How comment moderation at Legal Insurrection boosts content

By Sam Foster

Apparently Professor Jacobson is a big hit with the next blogging generation, but one of the latest blogging crop was wondering about Legal Insurrection’s comment moderation:

I also keep coming back to the fact that he has chosen to approve his comments. I struggle with this because he seems to have a legitimate reason for this choice and he is still letting the dissenting voice through but, like he expressed, this represses dialogue which I think is one of the strong areas of his blog (peoples want to comment on it). To me the good is out weighing the bad. He has created a great platform for discussion, I'd really like to see him open up his comments just to see what the result would be. Beside increase in traffic I think that it would also increase the quality of statements.

I see that the writer’s value in free-flowing information creates a bit of an ethical dilemma. However, you really need to consider that fact that free-flowing information which is quite unorganized really stands in the way of effective communication, which is a closed-looped system.

Since Professor Jacobson’s niche is really a unique and organized opinion on politics, open comments really diminish the content. In communication, interference is the most common way messages are not received. Comments that do not provide a value-added benefit to Jacobson’s post could dramatically hurt his content. If everyone were sabotaging each other’s comments section, no one would bother reading political blogs, thus no one would bother writing a political blog.

This may be a bad example since Paul Krugman’s credibility is highly questionable in comparison to William Jacobson, but American Thinker points to the truth of this argument with regards to Krugman's blog at the New York Times.

Now, you should really consider two nuances to comment moderation and blogging in general.

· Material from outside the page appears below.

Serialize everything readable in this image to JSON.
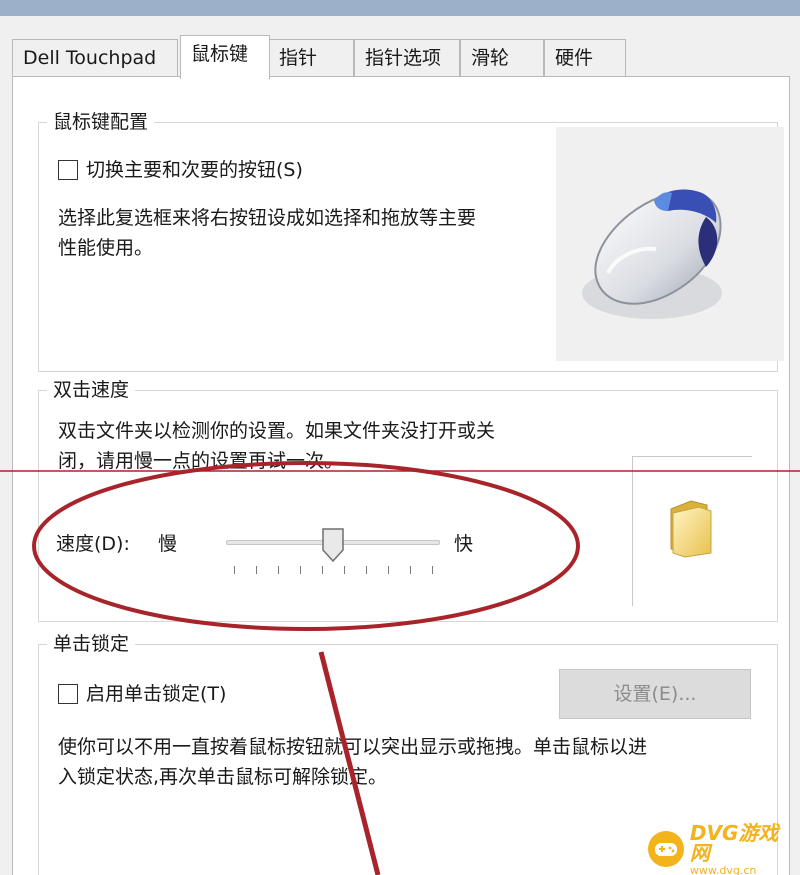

First of all, if Professor Jacobson is moderating all comments, then he is reading all comments. This means that a) he’s more likely to be in-tune with the readers than myself (who does not use it) b) every comment is guaranteed to be read by the professor. Thus, the whole world may not see your rebuttal in the comment’s section, but you can be sure that it won’t be overlooked either

Second, free-flow of information is presevered by the existence of blogs with opposing views. If you find a flaw in a bloggers message, usually, it makes for good blogging content. Inventions like trackbacks for wordpress all but guarantees that you can attach your opposing view to the blog with the original idea and the author can’t do much about it. But, more importantly, an innocuous trackback does not deter from the message of the original posting, while providing an opportunity for dissent.

So feel free to moderate comments without worrying whether you are enacting Pravda style censorship. The freedom of the internet prevents blogging dictatorships.